The normal right ventricle can be recognized by a number of echocardiographic features. Its free wall is <0.4 mm thick, its apex is heavily trabeculated and dominated by the septal marginal trabeculation or moderator band, and its most active contraction occurs along its longitudinal axis. This latter feature creates a striking annular plane motion recognized best in the apical four chamber and subcostal views. In all views, the body of the right ventricle is visually subordinate to the companion left ventricle.
ECHOCARDIOGRAPHIC EVALUATION OF THE RIGHT VENTRICLE
Evaluation of the right ventricle (RV) involves evaluation of wall thickness, shape, ventricular cavity size and content, as well as regional and global contractile function.

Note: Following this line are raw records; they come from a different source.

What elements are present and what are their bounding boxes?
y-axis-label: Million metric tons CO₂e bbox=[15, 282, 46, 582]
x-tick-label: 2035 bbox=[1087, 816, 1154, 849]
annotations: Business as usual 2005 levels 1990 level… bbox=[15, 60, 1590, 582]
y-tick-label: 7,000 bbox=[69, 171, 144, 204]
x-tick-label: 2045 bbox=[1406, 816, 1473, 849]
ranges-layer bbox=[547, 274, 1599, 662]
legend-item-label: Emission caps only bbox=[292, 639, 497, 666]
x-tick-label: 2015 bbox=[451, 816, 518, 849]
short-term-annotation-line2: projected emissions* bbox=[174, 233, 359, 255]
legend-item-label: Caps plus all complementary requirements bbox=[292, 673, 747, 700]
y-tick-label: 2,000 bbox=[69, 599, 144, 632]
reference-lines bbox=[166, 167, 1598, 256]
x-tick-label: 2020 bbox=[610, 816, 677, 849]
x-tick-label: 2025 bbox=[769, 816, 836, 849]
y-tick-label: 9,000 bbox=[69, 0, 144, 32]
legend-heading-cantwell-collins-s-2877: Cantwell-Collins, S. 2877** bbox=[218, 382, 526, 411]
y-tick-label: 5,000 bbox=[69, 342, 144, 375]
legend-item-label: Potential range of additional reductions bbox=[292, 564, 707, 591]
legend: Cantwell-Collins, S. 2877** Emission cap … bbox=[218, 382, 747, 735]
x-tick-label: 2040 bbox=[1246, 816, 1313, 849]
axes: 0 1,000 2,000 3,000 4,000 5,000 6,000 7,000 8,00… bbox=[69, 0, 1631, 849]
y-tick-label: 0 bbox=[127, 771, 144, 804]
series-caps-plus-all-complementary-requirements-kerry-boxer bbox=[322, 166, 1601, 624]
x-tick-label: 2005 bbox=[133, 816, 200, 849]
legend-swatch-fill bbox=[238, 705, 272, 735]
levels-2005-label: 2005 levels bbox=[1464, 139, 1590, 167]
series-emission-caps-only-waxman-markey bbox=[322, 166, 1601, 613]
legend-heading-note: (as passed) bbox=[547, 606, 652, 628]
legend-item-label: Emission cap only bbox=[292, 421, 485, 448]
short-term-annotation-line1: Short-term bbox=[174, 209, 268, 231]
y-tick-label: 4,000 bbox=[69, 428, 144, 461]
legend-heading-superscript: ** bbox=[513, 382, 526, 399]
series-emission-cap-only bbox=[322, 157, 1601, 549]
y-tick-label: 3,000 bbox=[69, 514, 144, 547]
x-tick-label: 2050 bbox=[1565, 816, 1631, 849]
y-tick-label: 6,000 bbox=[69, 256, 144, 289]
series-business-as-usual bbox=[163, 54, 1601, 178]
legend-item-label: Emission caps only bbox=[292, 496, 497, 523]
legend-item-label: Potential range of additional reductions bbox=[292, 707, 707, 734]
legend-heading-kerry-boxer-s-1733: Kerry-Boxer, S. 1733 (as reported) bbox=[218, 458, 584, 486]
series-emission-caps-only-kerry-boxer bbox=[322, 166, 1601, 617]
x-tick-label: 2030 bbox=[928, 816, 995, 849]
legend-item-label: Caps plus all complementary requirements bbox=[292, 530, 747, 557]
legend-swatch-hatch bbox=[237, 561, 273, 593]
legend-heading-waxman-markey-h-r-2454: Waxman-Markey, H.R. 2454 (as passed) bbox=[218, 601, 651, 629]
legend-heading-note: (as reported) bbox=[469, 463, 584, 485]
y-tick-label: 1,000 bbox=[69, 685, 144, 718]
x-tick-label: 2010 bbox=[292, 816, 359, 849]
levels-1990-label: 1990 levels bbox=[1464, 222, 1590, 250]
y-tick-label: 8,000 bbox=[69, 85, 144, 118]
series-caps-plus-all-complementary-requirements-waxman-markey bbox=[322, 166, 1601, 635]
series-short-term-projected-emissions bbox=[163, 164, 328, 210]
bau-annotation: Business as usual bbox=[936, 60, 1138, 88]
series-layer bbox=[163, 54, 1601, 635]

Wall thickness — Right ventricular hypertrophy is recognized by inspecting the wall of the right ventricular outflow tract in the precordial views, the free wall in the apical view, and the diaphragmatic wall in the subcostal view. Generally, the RV free wall in diastole is approximately 3 to 4 mm thick; if it exceeds 5 mm it is considered hypertrophied (figure 1A-B) [1,2].
Right ventricular wall thickness, when inspected or measured in the subcostal view, allows differentiation of the wall thickness from cavity trabeculations [3]. Contrast enhancement of M-mode or two dimensional images can aid in measuring wall thickness [4,5].